The foliage of N. damascena plant is ferny, the flowers are fluffy, and the seed pods are intriguing. Best known for the vivid blue blossom variety, Nigella also blooms in purples, pinks, and white. Love-in-a-mist plants bloom for several weeks, starting in late spring. If they resow, you can have blooms through fall.
Nigella is a wonderful cottage garden plant and a great filler. The airy foliage makes a nice complement to broader leaved plants. The flowers keep well when cut, and even the seed pods can be dried and used in arrangements. To dry the pods, cut while the pods are still green and somewhat fresh. Tie the stems into a bundle and hand upside down to dry. You can cut the seed pods in half to display the interesting seed chamber structure.
|Love-in-a-Mist (Nigella Damascena)|
|Botanical Name||Nigella Damascena|
|Plant Type||Annual flowering plant|
|Mature Size||8 to 20 inches tall, 3 to 6 inches wide|
|Sun Exposure||Full sun, partial shade|
|Soil pH||6.6 to 7.5|
|Bloom Time||Late spring to fall Ni|
|Flower Color||Blue, purple, pink, white|
|Hardiness Zones||2 to 11|
|Native Area||Southern Europe, north Africa, southwest Asia|
How to Grow Love-in-a-Mist
Nigella does not like being transplanted, so does best if direct sown outdoors. Seeds can be sown from early spring throughout the summer and even in fall in climates with mild winters.
To sow, simply scatter the seed and rake it in. You don't really need to cover the seed with soil, but it does need to be pressed down slightly and kept moist. You'll have better success if you sow the seeds in a sunny location.
Nigella is a short-lived plant and probably won't make it through an entire growing season. For continuous bloom, repeat sow every four weeks. Once your plants have begun to scatter seed on their own, you won't need to continue sowing. Thankfully, N. damascena is virtually pest-free once established, though that's likely because the plants don't live long enough to be bothered by pests or disease.
Love-in-a-Mist will grow the most flowers in full sun, but the plant will do all right in partial shade.
Nigella is not overly particular about soil quality, but it will grow the best and bloom the most in nutrient-rich, fertile soil. When it grows in native areas, the plant prefers moist sandy soil, though it doesn't like to sit in wet soil and does best in a neutral soil pH. Love-in-a-mist can tolerate somewhat-dry conditions, as well as other types of soil, including loam, clay-loam, and gravelly material.
Water the flowers one to two times per week during dry periods. During other times of the year, check the moisture of the soil and water if necessary.
Sow in the early spring months when the soil temperature has reached 60 F. The plant thrives in temperatures between 65 F and 72 F.

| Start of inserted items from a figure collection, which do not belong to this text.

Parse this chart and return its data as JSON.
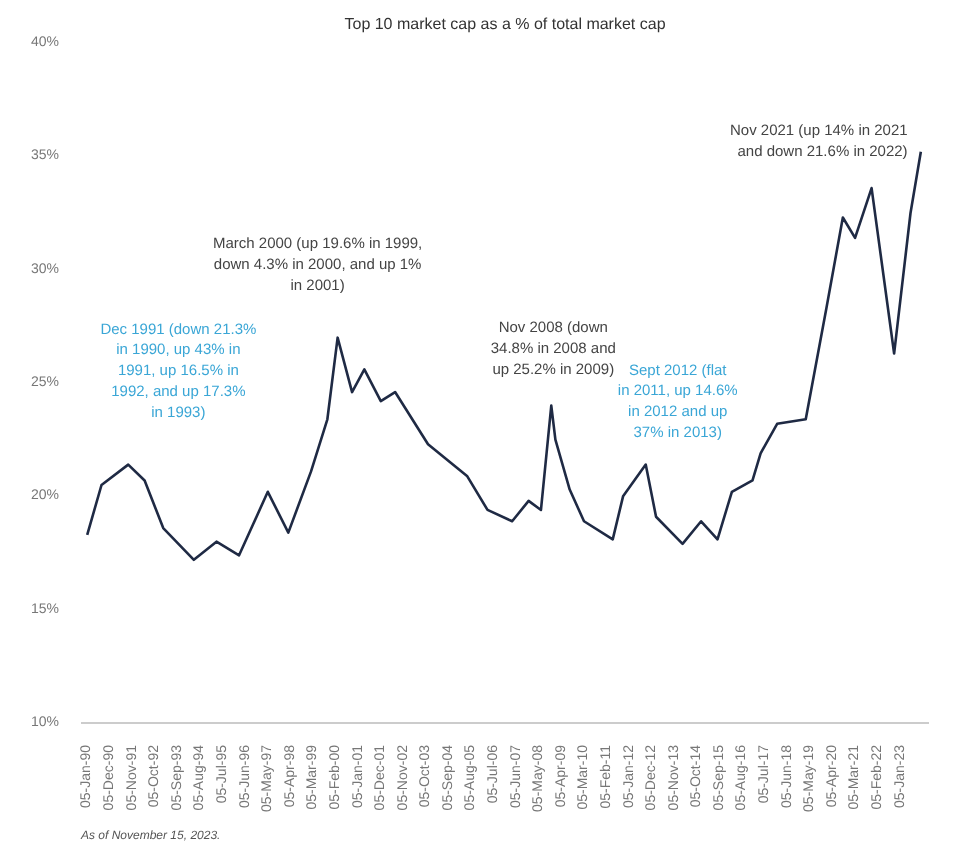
{
  "chart_data": {
    "type": "line",
    "title": "Top 10 market cap as a % of total market cap",
    "x": [
      "1990-01",
      "1990-08",
      "1991-09",
      "1992-05",
      "1993-02",
      "1994-05",
      "1995-04",
      "1996-03",
      "1997-05",
      "1998-03",
      "1999-02",
      "1999-10",
      "2000-03",
      "2000-10",
      "2001-04",
      "2001-12",
      "2002-07",
      "2003-11",
      "2005-06",
      "2006-04",
      "2007-04",
      "2007-12",
      "2008-06",
      "2008-11",
      "2009-01",
      "2009-08",
      "2010-03",
      "2011-05",
      "2011-10",
      "2012-09",
      "2013-02",
      "2014-03",
      "2014-12",
      "2015-08",
      "2016-03",
      "2017-01",
      "2017-05",
      "2018-01",
      "2019-03",
      "2020-01",
      "2020-09",
      "2021-03",
      "2021-11",
      "2022-10",
      "2023-06",
      "2023-11"
    ],
    "series": [
      {
        "color": "#1f2a44",
        "values": [
          18.3,
          20.5,
          21.4,
          20.7,
          18.6,
          17.2,
          18.0,
          17.4,
          20.2,
          18.4,
          21.1,
          23.4,
          27.0,
          24.6,
          25.6,
          24.2,
          24.6,
          22.3,
          20.9,
          19.4,
          18.9,
          19.8,
          19.4,
          24.0,
          22.5,
          20.3,
          18.9,
          18.1,
          20.0,
          21.4,
          19.1,
          17.9,
          18.9,
          18.1,
          20.2,
          20.7,
          21.9,
          23.2,
          23.4,
          28.3,
          32.3,
          31.4,
          33.6,
          26.3,
          32.5,
          35.2
        ]
      }
    ],
    "ylim": [
      10,
      40
    ],
    "yticks": [
      {
        "value": 10,
        "label": "10%"
      },
      {
        "value": 15,
        "label": "15%"
      },
      {
        "value": 20,
        "label": "20%"
      },
      {
        "value": 25,
        "label": "25%"
      },
      {
        "value": 30,
        "label": "30%"
      },
      {
        "value": 35,
        "label": "35%"
      },
      {
        "value": 40,
        "label": "40%"
      }
    ],
    "xlim": [
      "1989-10",
      "2024-03"
    ],
    "xticks": [
      {
        "value": "1990-01-05",
        "label": "05-Jan-90"
      },
      {
        "value": "1990-12-05",
        "label": "05-Dec-90"
      },
      {
        "value": "1991-11-05",
        "label": "05-Nov-91"
      },
      {
        "value": "1992-10-05",
        "label": "05-Oct-92"
      },
      {
        "value": "1993-09-05",
        "label": "05-Sep-93"
      },
      {
        "value": "1994-08-05",
        "label": "05-Aug-94"
      },
      {
        "value": "1995-07-05",
        "label": "05-Jul-95"
      },
      {
        "value": "1996-06-05",
        "label": "05-Jun-96"
      },
      {
        "value": "1997-05-05",
        "label": "05-May-97"
      },
      {
        "value": "1998-04-05",
        "label": "05-Apr-98"
      },
      {
        "value": "1999-03-05",
        "label": "05-Mar-99"
      },
      {
        "value": "2000-02-05",
        "label": "05-Feb-00"
      },
      {
        "value": "2001-01-05",
        "label": "05-Jan-01"
      },
      {
        "value": "2001-12-05",
        "label": "05-Dec-01"
      },
      {
        "value": "2002-11-05",
        "label": "05-Nov-02"
      },
      {
        "value": "2003-10-05",
        "label": "05-Oct-03"
      },
      {
        "value": "2004-09-05",
        "label": "05-Sep-04"
      },
      {
        "value": "2005-08-05",
        "label": "05-Aug-05"
      },
      {
        "value": "2006-07-05",
        "label": "05-Jul-06"
      },
      {
        "value": "2007-06-05",
        "label": "05-Jun-07"
      },
      {
        "value": "2008-05-05",
        "label": "05-May-08"
      },
      {
        "value": "2009-04-05",
        "label": "05-Apr-09"
      },
      {
        "value": "2010-03-05",
        "label": "05-Mar-10"
      },
      {
        "value": "2011-02-05",
        "label": "05-Feb-11"
      },
      {
        "value": "2012-01-05",
        "label": "05-Jan-12"
      },
      {
        "value": "2012-12-05",
        "label": "05-Dec-12"
      },
      {
        "value": "2013-11-05",
        "label": "05-Nov-13"
      },
      {
        "value": "2014-10-05",
        "label": "05-Oct-14"
      },
      {
        "value": "2015-09-05",
        "label": "05-Sep-15"
      },
      {
        "value": "2016-08-05",
        "label": "05-Aug-16"
      },
      {
        "value": "2017-07-05",
        "label": "05-Jul-17"
      },
      {
        "value": "2018-06-05",
        "label": "05-Jun-18"
      },
      {
        "value": "2019-05-05",
        "label": "05-May-19"
      },
      {
        "value": "2020-04-05",
        "label": "05-Apr-20"
      },
      {
        "value": "2021-03-05",
        "label": "05-Mar-21"
      },
      {
        "value": "2022-02-05",
        "label": "05-Feb-22"
      },
      {
        "value": "2023-01-05",
        "label": "05-Jan-23"
      }
    ],
    "grid": false,
    "annotations": [
      {
        "text": "Dec 1991 (down 21.3% in 1990, up 43% in 1991, up 16.5% in 1992, and up 17.3% in 1993)",
        "x": "1991-12",
        "y": 21.4
      },
      {
        "text": "March 2000 (up 19.6% in 1999, down 4.3% in 2000, and up 1% in 2001)",
        "x": "2000-03",
        "y": 27.0
      },
      {
        "text": "Nov 2008 (down 34.8% in 2008 and up 25.2% in 2009)",
        "x": "2008-11",
        "y": 24.0
      },
      {
        "text": "Sept 2012 (flat in 2011, up 14.6% in 2012 and up 37% in 2013)",
        "x": "2012-09",
        "y": 21.4
      },
      {
        "text": "Nov 2021 (up 14% in 2021 and down 21.6% in 2022)",
        "x": "2021-11",
        "y": 33.6
      },
      "As of November 15, 2023."
    ]
  }
}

Add a general purpose fertilizer to the soil when planting Nigella damascena, and then fertilize it once a month afterward.
Potting and Repotting
If growing Love-in-a-Mist in a pot, you can start it indoors four to six weeks before you're ready to put the plant outside. However, it doesn't transplant well because of its long taproot, so avoid repotting whenever possible.
Varieties to Grow
A number of N. damascena cultivars have been developed for gardens throughout temperate areas. Common cultivars include:
- 'Miss Jekyll' is perhaps the most popular series with flowers in shades of white, blue and rose.
- 'Miss Jekyll Alba': is a double white-flowered cultivar, it has bright green seed pods.
- 'Persian Jewels' is a mix of colors that grows 12 to 18 inches/5 to 7 centimeters.
- 'Blue Midget' is a dwarf variety that grows to only about 10 inches/25 centimeters. It's nice for edging.
- 'Cambridge Blue': A long-stemmed variety, with double blue flowers, it's nice for cutting.
Other cultivars worth looking into include 'Mulberry Rose,' 'Oxford Blue,' and 'Albion.'
Nigella damascena is mildly toxic to humans. If ingested, it could cause vomiting or diarrhea. The plant is not toxic to animals.
Cutting flowers for bouquets and deadheading will keep your plants flowering a bit longer, but you'll sacrifice the fascinating seed pods. Love-in-a-Mist easily self-sows, so you can thin the seedlings to prevent overcrowding.